ARM Announces New Cortex-A77 CPU Architecture
Computex buried us in a flurry of announcements from Intel and AMD earlier this week, but the two x86 manufacturers weren’t the only companies showing off new hardware improvements. ARM also announced new designs for its own products, including the Cortex-A77 and Mali-G77.
The Cortex-A77, codenamed Deimos, is intended to continue delivering on ARM’s 20 percent annual performance target uplift. This is the second CPU developed as part of ARM’s Austin CPU family, and it’s an evolutionary improvement over the existing Cortex-A76.
Unlike its predecessor, however, the Cortex-A77 isn’t arriving alongside a new node shrink or significant same-node performance improvement, and that limits its potential upside a bit. The improvements ARM is delivering this cycle will come courtesy of IPC.
New improvements introduced with the Cortex-A77 include more fetch bandwidth, a larger out-of-order window, an L0 instruction cache (macro-op cache), new integer ALU pipeline, and double the branch prediction bandwidth, along with improvements to branch prediction accuracy. The overall function of the macro-op cache seems similar to AMD and Intel’s micro-op cache.

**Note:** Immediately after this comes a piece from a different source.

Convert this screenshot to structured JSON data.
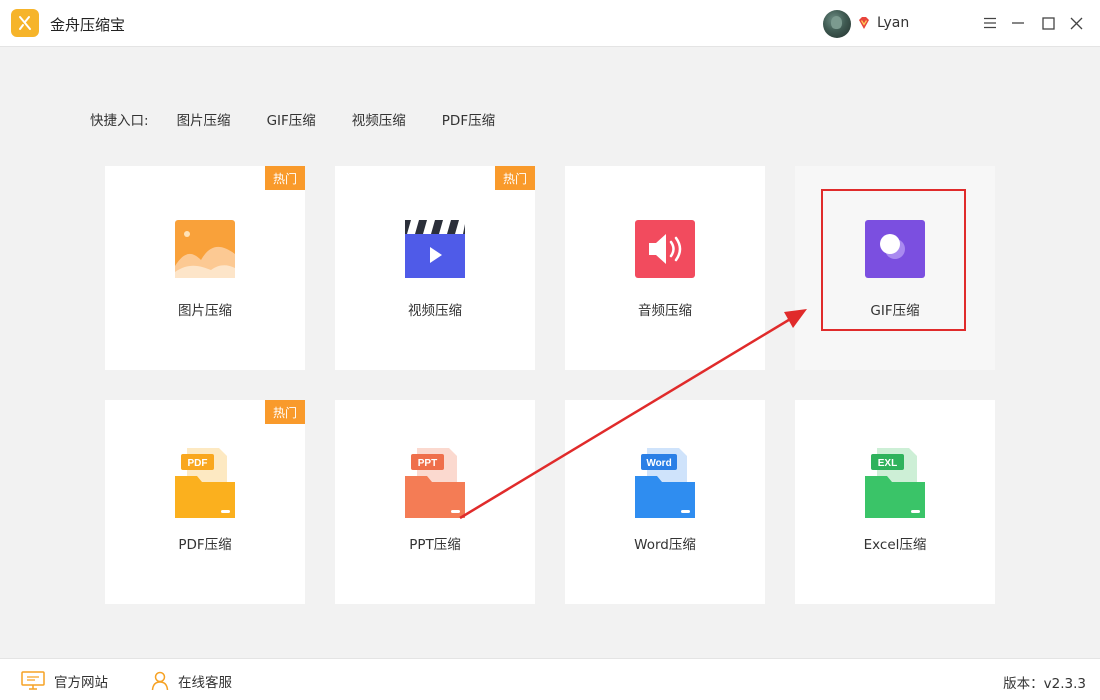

The overall goal of these improvements and changes is to keep the wider core fed and prevent pipeline stalls. The introduction of a macro-op cache should also reduce the effective latency of a branch prediction miss from 11 cycles down to 10, even though the CPU technically has a 13-stage pipeline. The decoder width is also increased, to 6-wide, up from 4-wide.

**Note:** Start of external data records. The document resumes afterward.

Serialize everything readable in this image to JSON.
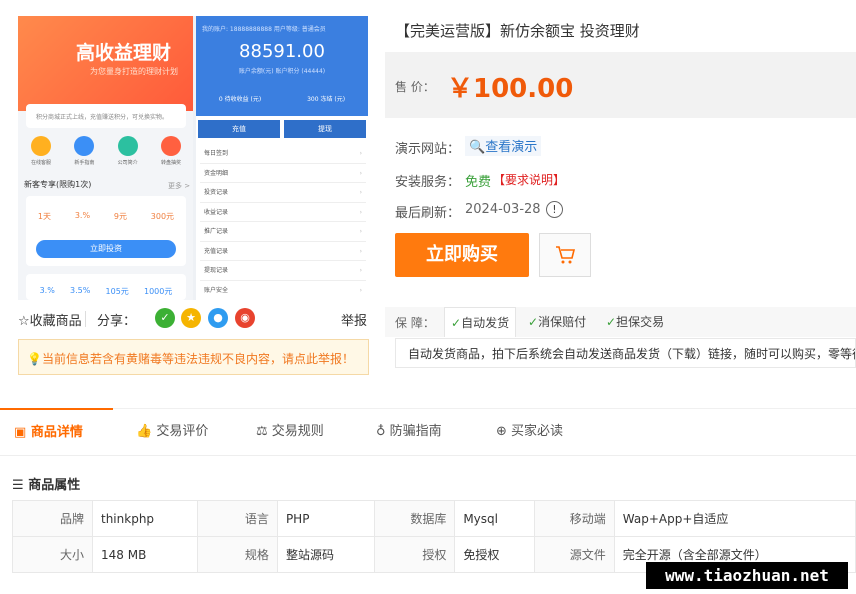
{
  "preview": {
    "banner_title": "高收益理财",
    "banner_sub": "为您量身打造的理财计划",
    "notice": "积分商城正式上线，充值赚送积分，可兑换实物。",
    "icons": [
      "在线客服",
      "新手指南",
      "公司简介",
      "转盘抽奖"
    ],
    "section": "新客专享(限购1次)",
    "more": "更多 >",
    "stats": [
      "1天",
      "3.%",
      "9元",
      "300元"
    ],
    "invest_btn": "立即投资",
    "stats2": [
      "3.%",
      "3.5%",
      "105元",
      "1000元"
    ],
    "blue_header": "我的账户: 18888888888    用户等级: 普通会员",
    "balance": "88591.00",
    "balance_sub": "账户余额(元)  账户积分 (44444)",
    "blue_row": [
      "0 待收收益 (元)",
      "300 冻结 (元)"
    ],
    "btn_recharge": "充值",
    "btn_withdraw": "提现",
    "menu": [
      "每日签到",
      "资金明细",
      "投资记录",
      "收益记录",
      "推广记录",
      "充值记录",
      "提现记录",
      "账户安全"
    ]
  },
  "share": {
    "fav": "☆收藏商品",
    "label": "分享：",
    "report": "举报"
  },
  "warning": "当前信息若含有黄赌毒等违法违规不良内容，请点此举报！",
  "product": {
    "title": "【完美运营版】新仿余额宝 投资理财",
    "price_label": "售 价：",
    "price": "￥100.00",
    "demo_label": "演示网站：",
    "demo_link": "查看演示",
    "install_label": "安装服务：",
    "install_value": "免费",
    "install_note": "【要求说明】",
    "refresh_label": "最后刷新：",
    "refresh_date": "2024-03-28",
    "buy_button": "立即购买",
    "guarantee_label": "保 障：",
    "guarantees": [
      "自动发货",
      "消保赔付",
      "担保交易"
    ],
    "guarantee_desc": "自动发货商品，拍下后系统会自动发送商品发货（下载）链接，随时可以购买，零等待"
  },
  "tabs": [
    "商品详情",
    "交易评价",
    "交易规则",
    "防骗指南",
    "买家必读"
  ],
  "attributes": {
    "title": "商品属性",
    "rows": [
      [
        [
          "品牌",
          "thinkphp"
        ],
        [
          "语言",
          "PHP"
        ],
        [
          "数据库",
          "Mysql"
        ],
        [
          "移动端",
          "Wap+App+自适应"
        ]
      ],
      [
        [
          "大小",
          "148 MB"
        ],
        [
          "规格",
          "整站源码"
        ],
        [
          "授权",
          "免授权"
        ],
        [
          "源文件",
          "完全开源（含全部源文件）"
        ]
      ]
    ]
  },
  "watermark": "www.tiaozhuan.net",
  "colors": {
    "accent": "#ff6a00",
    "price": "#f05a0a",
    "blue": "#3b7fe0"
  }
}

Anandtech has some additional details on the specific core-level improvements, but the end result is that ARM expects some significant overall performance gains.
These gains could actually put ARM in competition with Apple at the top of the mobile FPU performance charts, but raw power consumption could also bump higher, even if, as ARM claims, absolute power efficiency remains the same. Part of the reason that ARM is hitting these sorts of gains generation-on-generation, while x86 CPU vendors struggle to deliver anything like the same improvement level at vastly higher power consumption is because the constraints of high performance silicon are actually harder to budge these days than low-power chips. Intel’s largest performance improvements over the past seven years, for example, have been in its CPU families that consume the least amount of power.
ARM seems likely to continue delivering significant performance gains year-on-year. Smartphone upgrades have slowed substantially as devices last longer, but those updating after several cycles should still see measurable performance jumps.